MARVEL delivers a disruptive Edge-to-Fog-to-Cloud ubiquitous computing framework that enables multi-modal perception and intelligence for audio-visual scene recognition, event detection in a smart city environment.

Previous Projects

  • AGEVOLA: The goal of the project was the development and validation of advanced algorithms, with special attention to Machine Learning based solutions, for the following tasks: voice activity detection, speech enhancement, and speaker diarization. In particular, the application case study is focused on call-center communications. The project was partially funded by Fondazione CariTro and involved as partners PerVoice spa and Universita’ Politecnica delle Marche.
  • AUDIO VISUAL SCENE ANALYSIS – This project is part of a wider cooperation between FBK-ICT and the Centre for Intelligent Sensing of Queen Mary University London. In particular, the research activities focus on advanced solutions for audio-visual processing, using heterogeneous devices in challenging and unconstrained environments. Specifically, the 2 institutions have allocated 2 joint PhD grants on these tasks.
  • CITY SENSING – One of the goals of the Smart Cities and Communities is high impact initiative is to help administrators and citizens understand their city and how it evolves. Therefore, the research line is developing of pervasive, collaborative, multi-source, multi-level monitoring of the city. In particular, at SpeechTek we are working on neural solutions for the detection and classification of acoustic events in public open spaces.

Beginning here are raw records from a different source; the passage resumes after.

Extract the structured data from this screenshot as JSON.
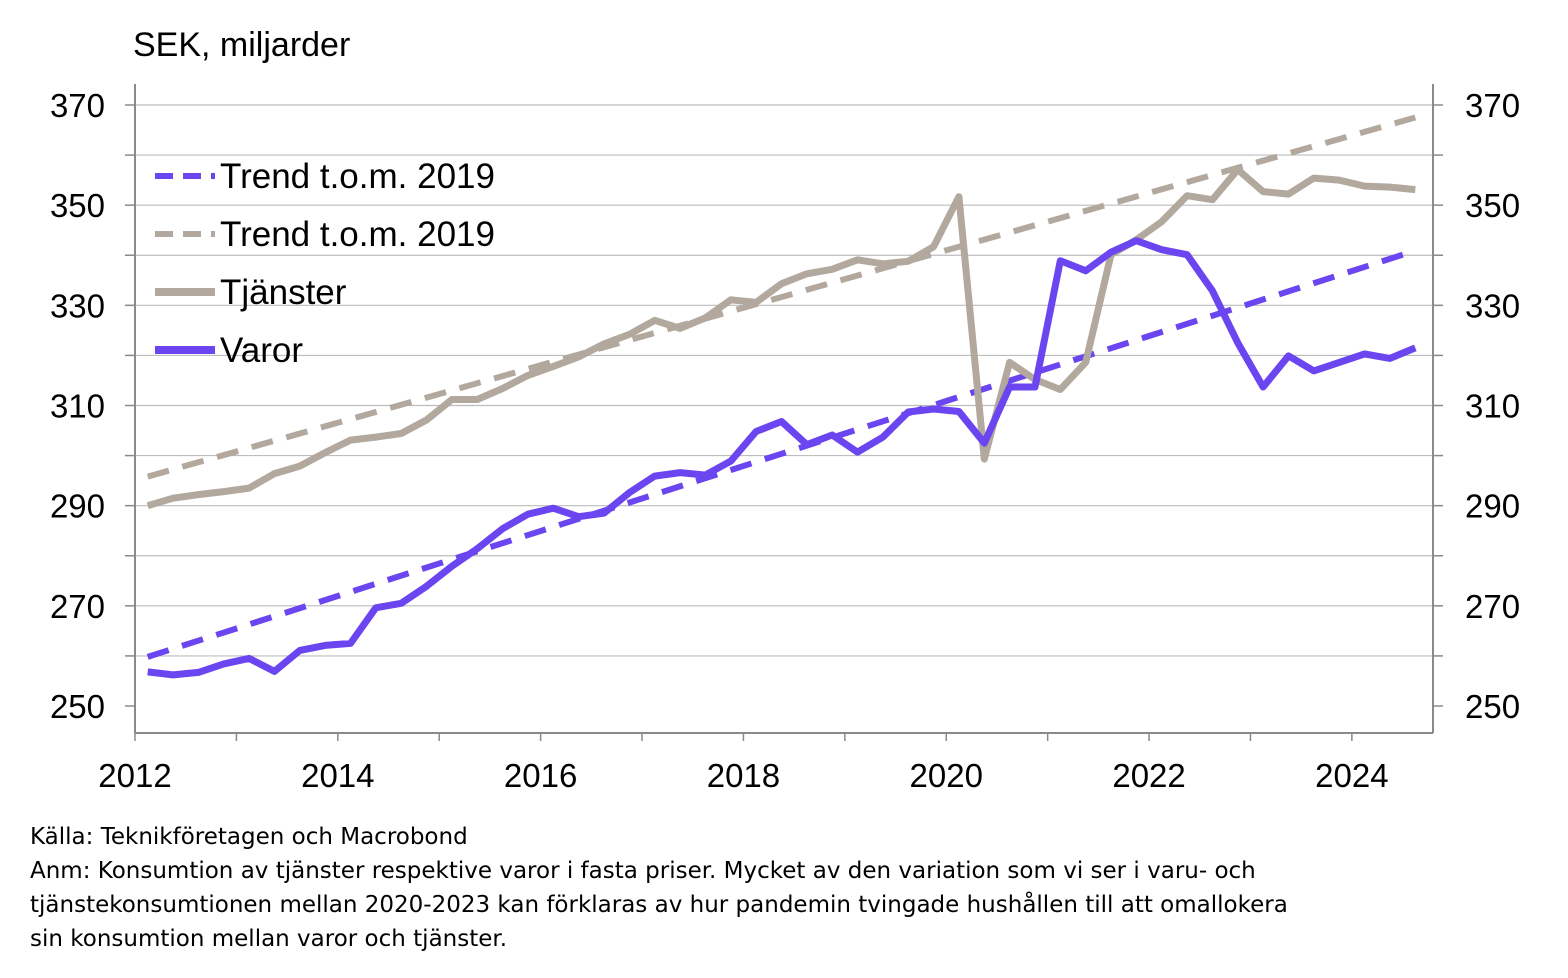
{
  "unit_label": "SEK, miljarder",
  "footnote": {
    "source": "Källa: Teknikföretagen och Macrobond",
    "note_lines": [
      "Anm: Konsumtion av tjänster respektive varor i fasta priser. Mycket av den variation som vi ser i varu- och",
      "tjänstekonsumtionen mellan 2020-2023 kan förklaras av hur pandemin tvingade hushållen till att omallokera",
      "sin konsumtion mellan varor och tjänster."
    ]
  },
  "colors": {
    "varor": "#6a45f0",
    "tjanster": "#b2a89d",
    "axis": "#8a8a8a",
    "grid": "#bdbdbd"
  },
  "chart_data": {
    "type": "line",
    "title": "",
    "xlabel": "",
    "ylabel": "SEK, miljarder",
    "xlim": [
      2012.0,
      2024.8
    ],
    "ylim": [
      244,
      370
    ],
    "yticks": [
      250,
      270,
      290,
      310,
      330,
      350,
      370
    ],
    "xticks": [
      2012,
      2014,
      2016,
      2018,
      2020,
      2022,
      2024
    ],
    "y2ticks": [
      250,
      270,
      290,
      310,
      330,
      350,
      370
    ],
    "grid": true,
    "legend_position": "top-left",
    "legend": [
      {
        "label": "Trend t.o.m. 2019",
        "series": "trend_varor",
        "style": "dashed",
        "color": "#6a45f0"
      },
      {
        "label": "Trend t.o.m. 2019",
        "series": "trend_tjanster",
        "style": "dashed",
        "color": "#b2a89d"
      },
      {
        "label": "Tjänster",
        "series": "tjanster",
        "style": "solid",
        "color": "#b2a89d"
      },
      {
        "label": "Varor",
        "series": "varor",
        "style": "solid",
        "color": "#6a45f0"
      }
    ],
    "x": [
      2012.125,
      2012.375,
      2012.625,
      2012.875,
      2013.125,
      2013.375,
      2013.625,
      2013.875,
      2014.125,
      2014.375,
      2014.625,
      2014.875,
      2015.125,
      2015.375,
      2015.625,
      2015.875,
      2016.125,
      2016.375,
      2016.625,
      2016.875,
      2017.125,
      2017.375,
      2017.625,
      2017.875,
      2018.125,
      2018.375,
      2018.625,
      2018.875,
      2019.125,
      2019.375,
      2019.625,
      2019.875,
      2020.125,
      2020.375,
      2020.625,
      2020.875,
      2021.125,
      2021.375,
      2021.625,
      2021.875,
      2022.125,
      2022.375,
      2022.625,
      2022.875,
      2023.125,
      2023.375,
      2023.625,
      2023.875,
      2024.125,
      2024.375,
      2024.625
    ],
    "series": [
      {
        "name": "Tjänster",
        "key": "tjanster",
        "values": [
          290,
          291.5,
          292.2,
          292.8,
          293.5,
          296.4,
          297.9,
          300.6,
          303.1,
          303.7,
          304.4,
          307.1,
          311.2,
          311.2,
          313.4,
          316,
          317.8,
          319.7,
          322.3,
          324.2,
          327,
          325.4,
          327.5,
          331.1,
          330.6,
          334.3,
          336.3,
          337.2,
          339.1,
          338.3,
          338.8,
          341.7,
          351.7,
          299.3,
          318.6,
          315.2,
          313.2,
          318.6,
          340.1,
          343.1,
          346.7,
          351.9,
          351.1,
          357.1,
          352.7,
          352.2,
          355.4,
          355,
          353.8,
          353.6,
          353.1
        ]
      },
      {
        "name": "Varor",
        "key": "varor",
        "values": [
          256.8,
          256.2,
          256.7,
          258.4,
          259.5,
          256.9,
          261.1,
          262.1,
          262.5,
          269.6,
          270.5,
          273.9,
          277.9,
          281.4,
          285.4,
          288.3,
          289.5,
          287.8,
          288.5,
          292.6,
          295.9,
          296.6,
          296.1,
          298.9,
          304.8,
          306.8,
          302.2,
          304.1,
          300.7,
          303.7,
          308.7,
          309.3,
          308.8,
          302.5,
          313.7,
          313.7,
          338.9,
          336.9,
          340.6,
          342.9,
          341.1,
          340.1,
          332.9,
          322.5,
          313.7,
          319.9,
          316.9,
          318.6,
          320.3,
          319.4,
          321.5
        ]
      },
      {
        "key": "trend_varor",
        "x": [
          2012.125,
          2024.625
        ],
        "values": [
          259.8,
          340.9
        ]
      },
      {
        "key": "trend_tjanster",
        "x": [
          2012.125,
          2024.625
        ],
        "values": [
          295.8,
          367.5
        ]
      }
    ]
  }
}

  • SMARTERP – The goal of SmarTerp  is to reduce inefficiencies in interpreting by developing a set of AI-powered tools embedded in a Remote Simultaneous Interpreting system that automates the human task of extracting information in real-time to prevent the mistakes and loss of quality derived from the adoption of remote technologies.
  • EIT CONVERSATIONAL BANKING – The project aims to develop conversational agents interacting, by voice and text, with users asking financial information. Therefore, SpeechTeK will develop ASR systems, in English and Hungarian, capable of dynamically activating proper language models for human-machine interaction.
  • IPRASE – The goal is to automatically estimate the language proficiency in English and German of Italian native-language students in Trentino.
  • PERVOICE-SD – This project investigates on speaker diarization solutions based on DNN embedded representations of speaker identities. PerVoice has partially funded this project with a post-doc grant.
  • Smart Subtitling and Dubbing System (SSDS) – The goal of the project is the development of solutions for automatic translation and dubbing of TV products in different languages. In thigh collaboration with the HLT-MT research unit, SpeechTek efforts will focus on extracting audio features that can improve the quality of both the translation and the dubbing. The project, partially funded by Regione Lazio, is lead by the Italian companies Translated and Sedif.